Het verbod vlees te eten - Desiderius Erasmus
Tal van gewoontes en tradities vinden hun oorsprong in religieuze teksten en verordeningen die in de loop van de eeuwen werden uitgevaardigd en opgelegd. Zo bestaan er bij de drie monotheïstische godsdiensten tal van regels met betrekking tot eetgewoonten. Denk aan de ramadan in de islamwereld, aan de vastenperiode in het christendom en de Jom Kippoer in het Jodendom. De ramadan is een maand waarin de gelovigen overdag niet mogen eten en drinken.
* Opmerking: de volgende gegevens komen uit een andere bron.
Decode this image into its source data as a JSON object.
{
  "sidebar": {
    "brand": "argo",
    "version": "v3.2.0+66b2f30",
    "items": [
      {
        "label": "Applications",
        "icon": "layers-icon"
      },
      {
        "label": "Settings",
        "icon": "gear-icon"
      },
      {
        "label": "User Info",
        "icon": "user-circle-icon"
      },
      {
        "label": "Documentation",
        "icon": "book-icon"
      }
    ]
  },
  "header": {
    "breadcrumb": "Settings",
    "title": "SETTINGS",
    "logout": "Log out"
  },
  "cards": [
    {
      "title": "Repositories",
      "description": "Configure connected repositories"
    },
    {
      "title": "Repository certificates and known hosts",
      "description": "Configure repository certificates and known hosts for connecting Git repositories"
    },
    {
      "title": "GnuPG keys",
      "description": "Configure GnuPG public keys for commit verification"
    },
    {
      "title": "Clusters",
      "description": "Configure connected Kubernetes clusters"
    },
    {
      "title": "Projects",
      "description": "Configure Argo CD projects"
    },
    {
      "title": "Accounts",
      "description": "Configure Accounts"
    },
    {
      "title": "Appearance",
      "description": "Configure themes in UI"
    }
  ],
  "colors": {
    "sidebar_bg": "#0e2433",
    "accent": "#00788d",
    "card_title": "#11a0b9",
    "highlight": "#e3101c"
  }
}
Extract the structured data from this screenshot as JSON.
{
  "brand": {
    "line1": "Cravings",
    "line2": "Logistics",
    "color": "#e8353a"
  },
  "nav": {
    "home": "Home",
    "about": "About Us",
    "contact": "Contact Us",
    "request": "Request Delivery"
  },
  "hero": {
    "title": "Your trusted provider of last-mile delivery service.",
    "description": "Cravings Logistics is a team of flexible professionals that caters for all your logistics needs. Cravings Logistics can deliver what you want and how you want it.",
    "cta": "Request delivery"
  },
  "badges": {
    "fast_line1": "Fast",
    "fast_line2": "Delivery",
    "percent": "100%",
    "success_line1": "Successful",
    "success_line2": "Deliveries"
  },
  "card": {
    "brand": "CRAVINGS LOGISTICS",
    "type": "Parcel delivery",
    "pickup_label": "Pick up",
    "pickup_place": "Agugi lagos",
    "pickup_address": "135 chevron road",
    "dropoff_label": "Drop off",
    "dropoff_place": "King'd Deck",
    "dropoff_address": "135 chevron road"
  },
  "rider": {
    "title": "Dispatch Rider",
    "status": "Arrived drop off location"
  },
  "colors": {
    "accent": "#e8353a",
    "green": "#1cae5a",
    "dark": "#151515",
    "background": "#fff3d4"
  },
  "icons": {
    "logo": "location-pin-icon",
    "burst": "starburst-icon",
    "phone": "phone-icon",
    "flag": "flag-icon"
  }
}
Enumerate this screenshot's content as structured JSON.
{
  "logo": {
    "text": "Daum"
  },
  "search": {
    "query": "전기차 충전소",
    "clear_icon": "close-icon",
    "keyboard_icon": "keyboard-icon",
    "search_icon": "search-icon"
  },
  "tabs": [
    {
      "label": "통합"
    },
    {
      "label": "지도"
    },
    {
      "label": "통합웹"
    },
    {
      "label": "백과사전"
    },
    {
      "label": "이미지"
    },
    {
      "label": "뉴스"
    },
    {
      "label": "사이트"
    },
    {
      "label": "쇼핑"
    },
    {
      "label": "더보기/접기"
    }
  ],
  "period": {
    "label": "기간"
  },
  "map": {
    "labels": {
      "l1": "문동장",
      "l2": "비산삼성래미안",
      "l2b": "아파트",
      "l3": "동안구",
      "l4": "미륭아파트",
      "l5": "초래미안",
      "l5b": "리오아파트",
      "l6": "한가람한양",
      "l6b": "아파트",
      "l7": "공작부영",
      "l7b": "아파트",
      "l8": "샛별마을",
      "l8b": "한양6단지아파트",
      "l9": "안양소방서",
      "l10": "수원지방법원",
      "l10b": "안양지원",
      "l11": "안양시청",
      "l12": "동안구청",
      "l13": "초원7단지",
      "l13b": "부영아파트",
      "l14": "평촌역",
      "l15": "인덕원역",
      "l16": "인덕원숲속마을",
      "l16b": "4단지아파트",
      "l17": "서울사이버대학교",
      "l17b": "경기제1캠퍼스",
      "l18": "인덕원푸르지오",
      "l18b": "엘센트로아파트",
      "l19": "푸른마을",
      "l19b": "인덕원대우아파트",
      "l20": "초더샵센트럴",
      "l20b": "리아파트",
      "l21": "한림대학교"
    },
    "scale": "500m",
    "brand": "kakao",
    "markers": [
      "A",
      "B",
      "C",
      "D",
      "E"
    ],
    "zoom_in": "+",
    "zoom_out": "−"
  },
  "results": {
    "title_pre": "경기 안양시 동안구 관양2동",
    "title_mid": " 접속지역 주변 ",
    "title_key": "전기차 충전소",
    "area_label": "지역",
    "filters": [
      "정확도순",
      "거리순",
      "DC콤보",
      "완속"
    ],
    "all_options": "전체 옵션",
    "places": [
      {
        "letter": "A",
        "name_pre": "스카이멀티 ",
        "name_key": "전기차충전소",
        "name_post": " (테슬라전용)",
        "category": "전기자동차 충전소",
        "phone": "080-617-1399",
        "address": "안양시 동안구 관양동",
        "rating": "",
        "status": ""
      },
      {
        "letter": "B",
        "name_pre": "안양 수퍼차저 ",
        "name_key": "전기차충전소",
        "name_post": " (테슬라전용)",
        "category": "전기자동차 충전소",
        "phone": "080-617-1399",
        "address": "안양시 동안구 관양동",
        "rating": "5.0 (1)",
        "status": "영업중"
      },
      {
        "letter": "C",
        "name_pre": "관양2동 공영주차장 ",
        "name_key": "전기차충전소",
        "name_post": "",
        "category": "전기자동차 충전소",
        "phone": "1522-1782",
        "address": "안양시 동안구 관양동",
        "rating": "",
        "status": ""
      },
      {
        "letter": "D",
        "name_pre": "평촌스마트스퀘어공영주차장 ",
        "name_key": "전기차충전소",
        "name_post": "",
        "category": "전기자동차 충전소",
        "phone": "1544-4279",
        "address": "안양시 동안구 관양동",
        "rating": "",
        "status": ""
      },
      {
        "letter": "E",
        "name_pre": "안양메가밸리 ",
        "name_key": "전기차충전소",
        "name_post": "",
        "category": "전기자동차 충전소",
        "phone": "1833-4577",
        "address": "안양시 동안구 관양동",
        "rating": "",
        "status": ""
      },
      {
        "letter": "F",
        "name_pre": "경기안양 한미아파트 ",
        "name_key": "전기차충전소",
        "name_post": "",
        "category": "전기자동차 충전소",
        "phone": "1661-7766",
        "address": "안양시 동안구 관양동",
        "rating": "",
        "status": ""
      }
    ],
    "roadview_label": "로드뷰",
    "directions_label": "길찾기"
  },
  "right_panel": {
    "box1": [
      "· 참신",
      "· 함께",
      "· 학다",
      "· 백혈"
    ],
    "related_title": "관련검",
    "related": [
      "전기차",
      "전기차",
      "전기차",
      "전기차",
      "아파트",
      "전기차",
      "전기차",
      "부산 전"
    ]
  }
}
Daarnaast mogen moslims ook geen varkensvlees eten want een varken wordt beschouwd als een onrein dier en alcohol drinken als genotmiddel is eveneens verboden omdat dit het bewustzijn zou vertragen. Voor het Tweede Vaticaans Concilie aten christenen geen vlees op vrijdag, ter herinnering aan het geloofsfeit dat Jezus op vrijdag werd gekruisigd. En Joden kennen de Kasjroet, of het geheel aan spijswetten dat bepaalt of voedsel wel of niet gegeten mag worden. Voedsel dat voldoet aan deze spijswetten wordt koosjer genoemd. Het vasten wordt in diverse godsdiensten beschouwd als een vorm van zelfbeheersing, discipline en uithoudingsvermogen van de mens. Het zou de mens respect aanleren ten aanzien van God.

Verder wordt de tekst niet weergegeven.